The RMSE is an average error measure we get for each year. It looks very similar over the years.

# Visualise mean errors
ggplot(cv_results, aes(x = as.factor(year))) +
# Reference line
geom_hline(yintercept = 0, colour = "black", linetype = "dashed") +
# Plot RMSE
geom_point(aes(y = rmse), colour = "red", size = 3) +
# Settings
labs(x = "", y = "RMSE") +
theme_minimal()
RMSE for mean number of occurrences over time.

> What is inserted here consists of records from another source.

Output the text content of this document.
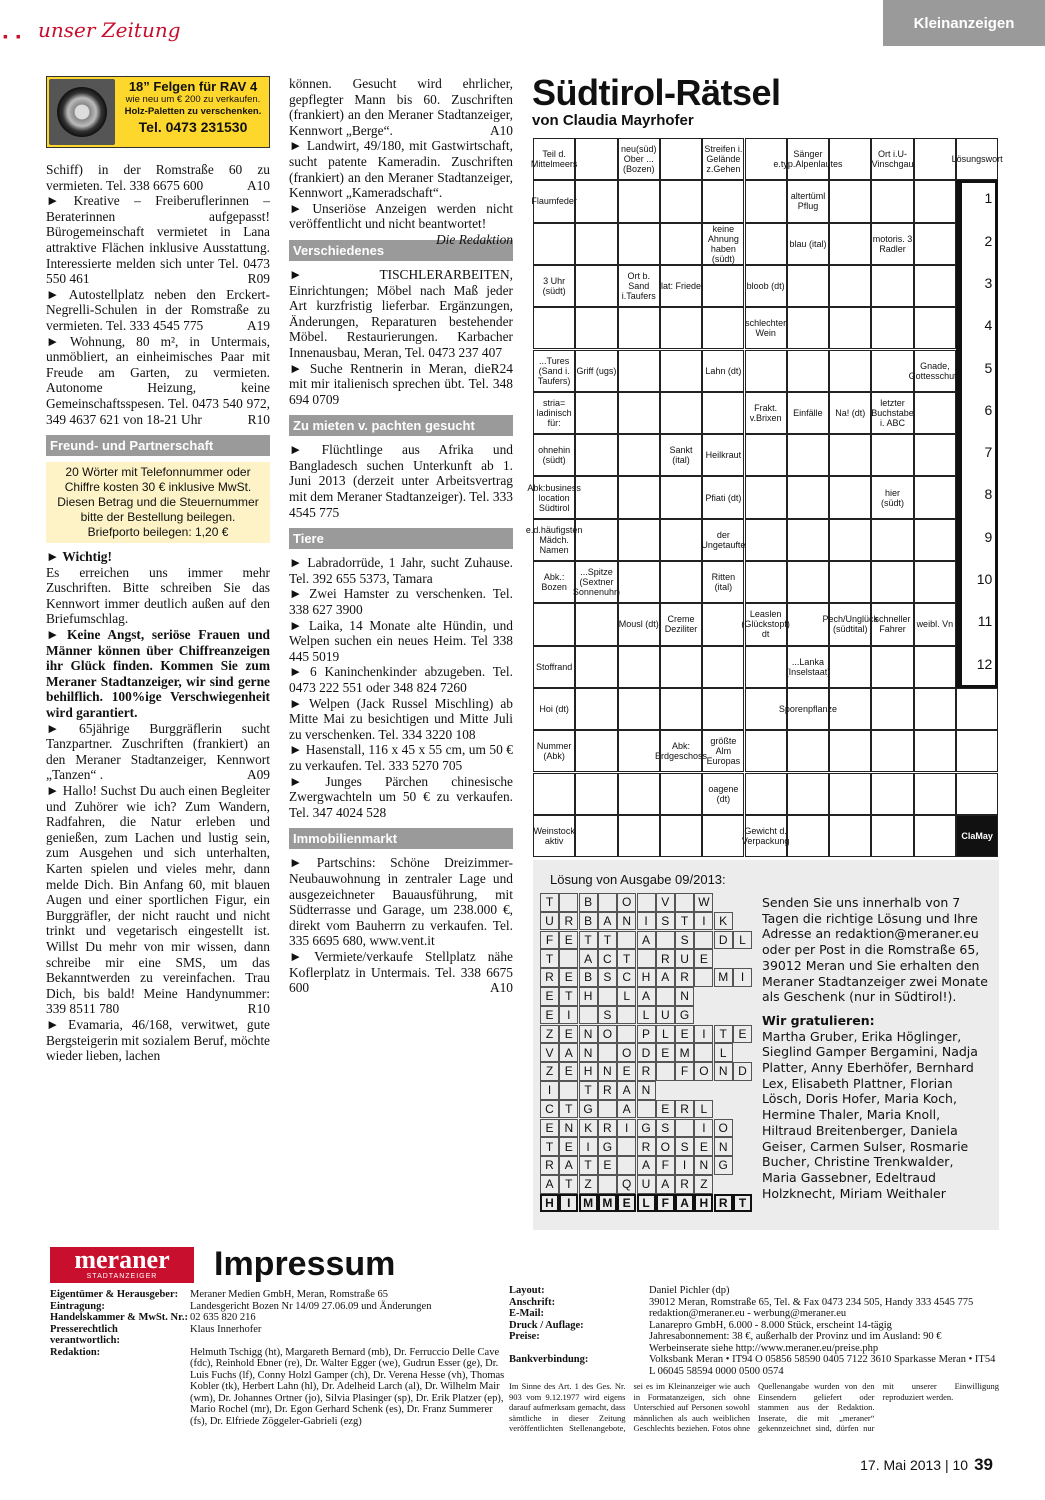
▪ ▪ unser Zeitung	Kleinanzeigen
18” Felgen für RAV 4
wie neu um € 200 zu verkaufen.
Holz-Paletten zu verschenken.
Tel. 0473 231530

Schiff) in der Romstraße 60 zu vermieten. Tel. 338 6675 600	A10

► Kreative – Freiberuflerinnen – Beraterinnen aufgepasst! Bürogemeinschaft vermietet in Lana attraktive Flächen inklusive Ausstattung. Interessierte melden sich unter Tel. 0473 550 461	R09

► Autostellplatz neben den Erckert-Negrelli-Schulen in der Romstraße zu vermieten. Tel. 333 4545 775	A19

► Wohnung, 80 m², in Untermais, unmöbliert, an einheimisches Paar mit Freude am Garten, zu vermieten. Autonome Heizung, keine Gemeinschaftsspesen. Tel. 0473 540 972, 349 4637 621 von 18-21 Uhr	R10

Freund- und Partnerschaft
20 Wörter mit Telefonnummer oder Chiffre kosten 30 € inklusive MwSt.
Diesen Betrag und die Steuernummer bitte der Bestellung beilegen.
Briefporto beilegen: 1,20 €

► Wichtig!

Es erreichen uns immer mehr Zuschriften. Bitte schreiben Sie das Kennwort immer deutlich außen auf den Briefumschlag.

► Keine Angst, seriöse Frauen und Männer können über Chiffreanzeigen ihr Glück finden. Kommen Sie zum Meraner Stadtanzeiger, wir sind gerne behilflich. 100%ige Verschwiegenheit wird garantiert.

► 65jährige Burggräflerin sucht Tanzpartner. Zuschriften (frankiert) an den Meraner Stadtanzeiger, Kennwort „Tanzen“ .	A09

► Hallo! Suchst Du auch einen Begleiter und Zuhörer wie ich? Zum Wandern, Radfahren, die Natur erleben und genießen, zum Lachen und lustig sein, zum Ausgehen und sich unterhalten, Karten spielen und vieles mehr, dann melde Dich. Bin Anfang 60, mit blauen Augen und einer sportlichen Figur, ein Burggräfler, der nicht raucht und nicht trinkt und vegetarisch eingestellt ist. Willst Du mehr von mir wissen, dann schreibe mir eine SMS, um das Bekanntwerden zu vereinfachen. Trau Dich, bis bald! Meine Handynummer: 339 8511 780	R10

► Evamaria, 46/168, verwitwet, gute Bergsteigerin mit sozialem Beruf, möchte wieder lieben, lachen

können. Gesucht wird ehrlicher, gepflegter Mann bis 60. Zuschriften (frankiert) an den Meraner Stadtanzeiger, Kennwort „Berge“.	A10

► Landwirt, 49/180, mit Gastwirtschaft, sucht patente Kameradin. Zuschriften (frankiert) an den Meraner Stadtanzeiger, Kennwort „Kameradschaft“.

► Unseriöse Anzeigen werden nicht veröffentlicht und nicht beantwortet!
Die Redaktion

Verschiedenes

► TISCHLERARBEITEN, Einrichtungen; Möbel nach Maß jeder Art kurzfristig lieferbar. Ergänzungen, Änderungen, Reparaturen bestehender Möbel. Restaurierungen. Karbacher Innenausbau, Meran, Tel. 0473 237 407
R24

► Suche Rentnerin in Meran, die mit mir italienisch sprechen übt. Tel. 348 694 0709

Zu mieten v. pachten gesucht

► Flüchtlinge aus Afrika und Bangladesch suchen Unterkunft ab 1. Juni 2013 (derzeit unter Arbeitsvertrag mit dem Meraner Stadtanzeiger). Tel. 333 4545 775

Tiere

► Labradorrüde, 1 Jahr, sucht Zuhause. Tel. 392 655 5373, Tamara

► Zwei Hamster zu verschenken. Tel. 338 627 3900

► Laika, 14 Monate alte Hündin, und Welpen suchen ein neues Heim. Tel 338 445 5019

► 6 Kaninchenkinder abzugeben. Tel. 0473 222 551 oder 348 824 7260

► Welpen (Jack Russel Mischling) ab Mitte Mai zu besichtigen und Mitte Juli zu verschenken. Tel. 334 3220 108

► Hasenstall, 116 x 45 x 55 cm, um 50 € zu verkaufen. Tel. 333 5270 705

► Junges Pärchen chinesische Zwergwachteln um 50 € zu verkaufen. Tel. 347 4024 528

Immobilienmarkt

► Partschins: Schöne Dreizimmer-Neubauwohnung in zentraler Lage und ausgezeichneter Bauausführung, mit Südterrasse und Garage, um 238.000 €, direkt vom Bauherrn zu verkaufen. Tel. 335 6695 680, www.vent.it

► Vermiete/verkaufe Stellplatz nähe Koflerplatz in Untermais. Tel. 338 6675 600	A10

Südtirol-Rätsel
von Claudia Mayrhofer
Teil d. Mittelmeers
neu(süd) Ober ... (Bozen)
Streifen i. Gelände z.Gehen
Sänger e.typ.Alpenlautes
Ort i.U-Vinschgau	Lösungswort
Flaumfeder	altertüml Pflug
keine Ahnung haben (südt)
blau (ital)	motoris. 3 Radler
3 Uhr (südt)
Ort b. Sand i.Taufers
lat: Friede	bloob (dt)
schlechter Wein
...Tures (Sand i. Taufers)
Griff (ugs)	Lahn (dt)	Gnade, Gottesschutz
stria= ladinisch für:
Frakt. v.Brixen	Einfälle	Na! (dt)
letzter Buchstabe i. ABC
ohnehin (südt)
Sankt (ital)	Heilkraut
Abk:business location Südtirol
Pfiati (dt)	hier (südt)
e.d.häufigsten Mädch. Namen
der Ungetaufte
Abk.: Bozen
...Spitze (Sextner Sonnenuhr)
Ritten (ital)
Mousl (dt) Creme Deziliter
Leaslen (Glückstopf) dt
Pech/Unglück (südtital)
schneller Fahrer	weibl. Vn
Stoffrand	...Lanka (Inselstaat)
Hoi (dt)	Sporenpflanze
Nummer (Abk)
Abk: Erdgeschoss
größte Alm Europas
oagene (dt)
Weinstock aktiv
Gewicht d. Verpackung	ClaMay
1
2
3
4
5
6
7
8
9
10
11
12
Lösung von Ausgabe 09/2013:
T	B	O	V	W
U R B A N	I	S T	I	K
F E T T	A	S	D L
T	A C T	R U E
R E B S C H A R	M	I
E T H	L A	N
E	I	S	L U G
Z E N O	P L E	I	T E
V A N	O D E M	L
Z E H N E R	F O N D
I	T R A N
C T G	A	E R L
E N K R	I	G S	I	O
T E	I	G	R O S E N
R A T E	A F	I	N G
A T Z	Q U A R Z
H	I	M M E L F A H R T
Senden Sie uns innerhalb von 7 Tagen die richtige Lösung und Ihre Adresse an redaktion@meraner.eu oder per Post in die Romstraße 65, 39012 Meran und Sie erhalten den Meraner Stadtanzeiger zwei Monate als Geschenk (nur in Südtirol!).
Wir gratulieren:
Martha Gruber, Erika Höglinger, Sieglind Gamper Bergamini, Nadja Platter, Anny Eberhöfer, Bernhard Lex, Elisabeth Plattner, Florian Lösch, Doris Hofer, Maria Koch, Hermine Thaler, Maria Knoll, Hiltraud Breitenberger, Daniela Geiser, Carmen Sulser, Rosmarie Bucher, Christine Trenkwalder, Maria Gassebner, Edeltraud Holzknecht, Miriam Weithaler
meraner
STADTANZEIGER	Impressum
Eigentümer & Herausgeber:	Meraner Medien GmbH, Meran, Romstraße 65
Eintragung:	Landesgericht Bozen Nr 14/09 27.06.09 und Änderungen
Handelskammer & MwSt. Nr.: 02 635 820 216
Presserechtlich verantwortlich:
Klaus Innerhofer
Redaktion:	Helmuth Tschigg (ht), Margareth Bernard (mb), Dr. Ferruccio Delle Cave (fdc), Reinhold Ebner (re), Dr. Walter Egger (we), Gudrun Esser (ge), Dr. Luis Fuchs (lf), Conny Holzl Gamper (ch), Dr. Verena Hesse (vh), Thomas Kobler (tk), Herbert Lahn (hl), Dr. Adelheid Larch (al), Dr. Wilhelm Mair (wm), Dr. Johannes Ortner (jo), Silvia Plasinger (sp), Dr. Erik Platzer (ep), Mario Rochel (mr), Dr. Egon Gerhard Schenk (es), Dr. Franz Summerer (fs), Dr. Elfriede Zöggeler-Gabrieli (ezg)
Layout:	Daniel Pichler (dp)
Anschrift:	39012 Meran, Romstraße 65, Tel. & Fax 0473 234 505, Handy 333 4545 775
E-Mail:	redaktion@meraner.eu - werbung@meraner.eu
Druck / Auflage:	Lanarepro GmbH, 6.000 - 8.000 Stück, erscheint 14-tägig
Preise:	Jahresabonnement: 38 €, außerhalb der Provinz und im Ausland: 90 € Werbeinserate siehe http://www.meraner.eu/preise.php
Bankverbindung:	Volksbank Meran • IT94 O 05856 58590 0405 7122 3610 Sparkasse Meran • IT54 L 06045 58594 0000 0500 0574
Im Sinne des Art. 1 des Ges. Nr. 903 vom 9.12.1977 wird eigens darauf aufmerksam gemacht, dass sämtliche in dieser Zeitung veröffentlichten Stellenangebote, sei es im Kleinanzeiger wie auch in Formatanzeigen, sich ohne Unterschied auf Personen sowohl männlichen als auch weiblichen Geschlechts beziehen. Fotos ohne Quellenangabe wurden von den Einsendern geliefert oder stammen aus der Redaktion. Inserate, die mit „meraner“ gekennzeichnet sind, dürfen nur mit unserer Einwilligung reproduziert werden.
17. Mai 2013 | 10 39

Indeed, looking at the individual error values reveals similar patterns for every year. A species key 2481174 in year 2011 with error -2 means that without species 2481174, the average number of occurrences per grid cell would be 2 lower than the estimate based on the full dataset (in this case around 46.8 instead of 48.8).

# Get original estimates (based on full data cube)
original_estimates <- mean_obs(processed_cube$data)
original_estimates$label <- paste(
"hat(theta) ==", round(original_estimates$diversity_val, 3)
)
# Visualise errors
ggplot(cv_results, aes(x = as.factor(year))) +
# Reference line
geom_hline(yintercept = 0, colour = "black", linetype = "dashed") +
# Plot species keys
geom_text(aes(y = error, colour = as.factor(taxonkey_out),
label = as.factor(taxonkey_out))) +
# Plot original estimates
geom_label(data = original_estimates, aes(label = label),
y = 0.9, parse = TRUE, size = 3) +
# Settings
scale_y_continuous(limits = c(NA, 1)) +
labs(x = "", y = "LOSO-CV Error") +
theme_minimal() +
theme(legend.position = "")
Species errors for mean number of occurrences over time.

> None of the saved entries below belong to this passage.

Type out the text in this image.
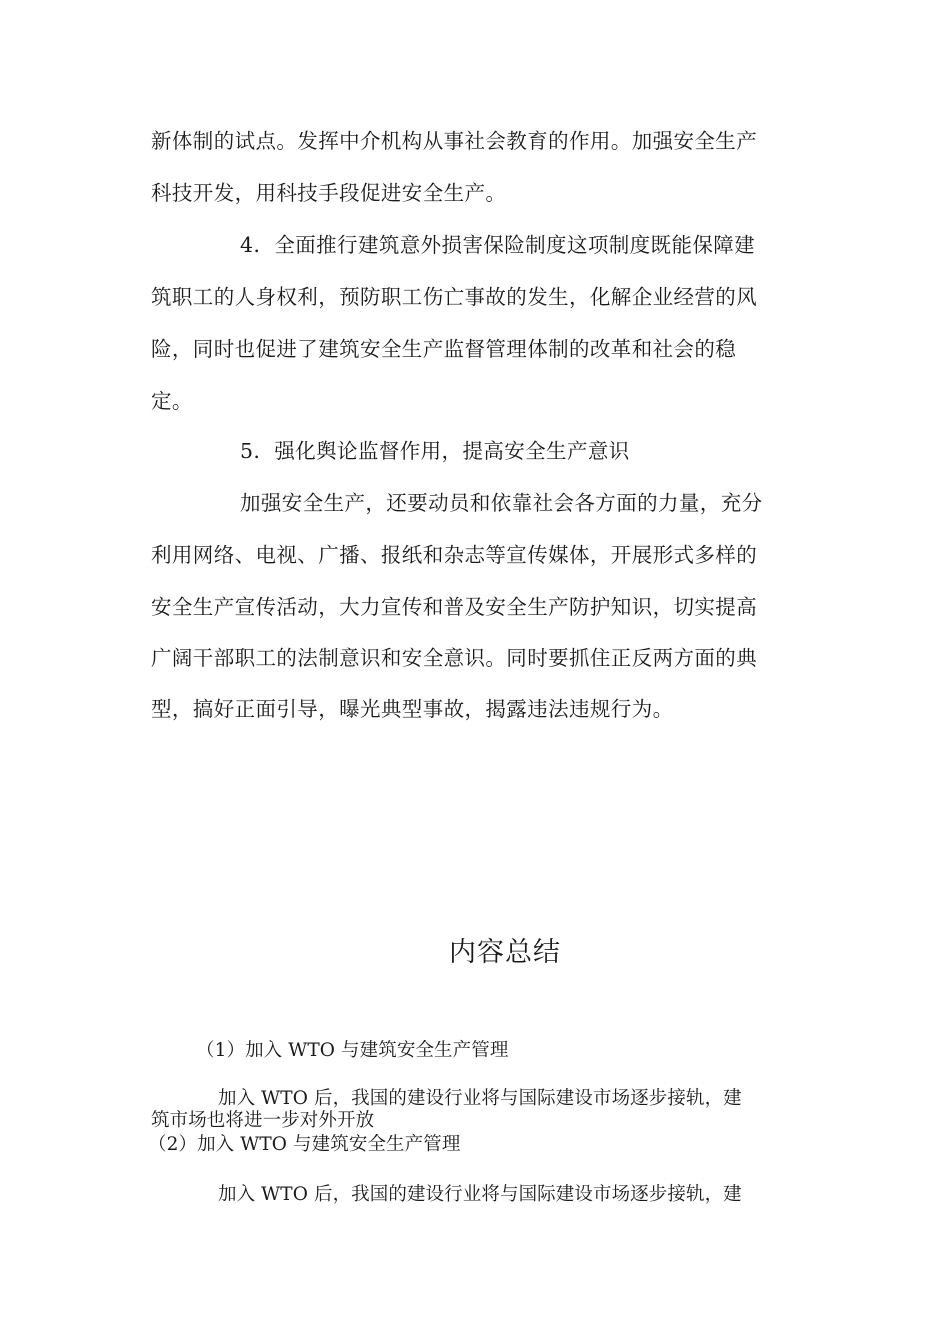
新体制的试点。发挥中介机构从事社会教育的作用。加强安全生产
科技开发，用科技手段促进安全生产。
4．全面推行建筑意外损害保险制度这项制度既能保障建
筑职工的人身权利，预防职工伤亡事故的发生，化解企业经营的风
险，同时也促进了建筑安全生产监督管理体制的改革和社会的稳
定。
5．强化舆论监督作用，提高安全生产意识
加强安全生产，还要动员和依靠社会各方面的力量，充分
利用网络、电视、广播、报纸和杂志等宣传媒体，开展形式多样的
安全生产宣传活动，大力宣传和普及安全生产防护知识，切实提高
广阔干部职工的法制意识和安全意识。同时要抓住正反两方面的典
型，搞好正面引导，曝光典型事故，揭露违法违规行为。
内容总结
（1）加入 WTO 与建筑安全生产管理
加入 WTO 后，我国的建设行业将与国际建设市场逐步接轨，建
筑市场也将进一步对外开放
（2）加入 WTO 与建筑安全生产管理
加入 WTO 后，我国的建设行业将与国际建设市场逐步接轨，建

There are two species that have a big effect on the calculation of our statistic.

If we go back to the source of the data, we see that the data cube includes records from two large datasets strictly dedicated to these two species (2481174, 2481139).

index <- match("bird_cube_belgium_mgrs10", resources(b3data_package))
b3data_package$resources[[index]]$sources
#> [[1]]
#> [[1]]$title
#> [1] "GBIF Occurrence Download"
#>
#> [[1]]$path
#> [1] "https://doi.org/10.15468/dl.y3wpwk"

This suggests that the two species are overrepresented in the data cube, likely due to targeted monitoring efforts. Their disproportionate influence inflates indicator values, potentially distorting the true diversity signal. Group-level sensitivity analysis like this helps uncover such sampling biases, ensuring that biodiversity indicators better reflect ecological reality rather than data artifacts.

Advanced usage of cross_validate_cube()

Cross-validate b3gbi functions

As stated in the documentation, it is also possible to cross-validate over a processed cube generated by b3gbi::process_cube() with an indicator function of that package (e.g. evenness per year with b3gbi::pielou_evenness_ts()). However, this approach increases computation time.

cv_results_evenness <- cross_validate_cube(
data_cube = processed_cube, # "processed_cube" object
fun = b3gbi::pielou_evenness_ts, # b3gbi function
grouping_var = "year",
out_var = "taxonKey"
)

Optional arguments

The cross_validate_cube() function includes several optional parameters that give you more control over how the cross-validation is performed. These arguments are not required for basic use but can be helpful in specific scenarios.

  • Cross-validation Method: crossv_method
    Determines how data is partitioned for cross-validation.

    • "loo" (default):
      Leave-one-out cross-validation. One category in out_var (e.g. one species) is excluded at a time.

    • "kfold":
      K-fold cross-validation. All categories in out_var are split into k subsets, and each subset is excluded once while the others are used for analysis.
      Note: this method is experimental and results should be interpreted with caution.

  • Number of Folds: k
    Specifies the number of folds when using "kfold" cross-validation.
    Default is 5. Only used when crossv_method = "kfold".

  • Maximum Number of Categories: max_out_cats
    Sets an upper limit on the number of unique categories in out_var that will be excluded one-by-one during cross-validation.
    Default is 1000. This helps prevent long runtimes for datasets with many unique categories. You can increase this if needed, but expect slower computation.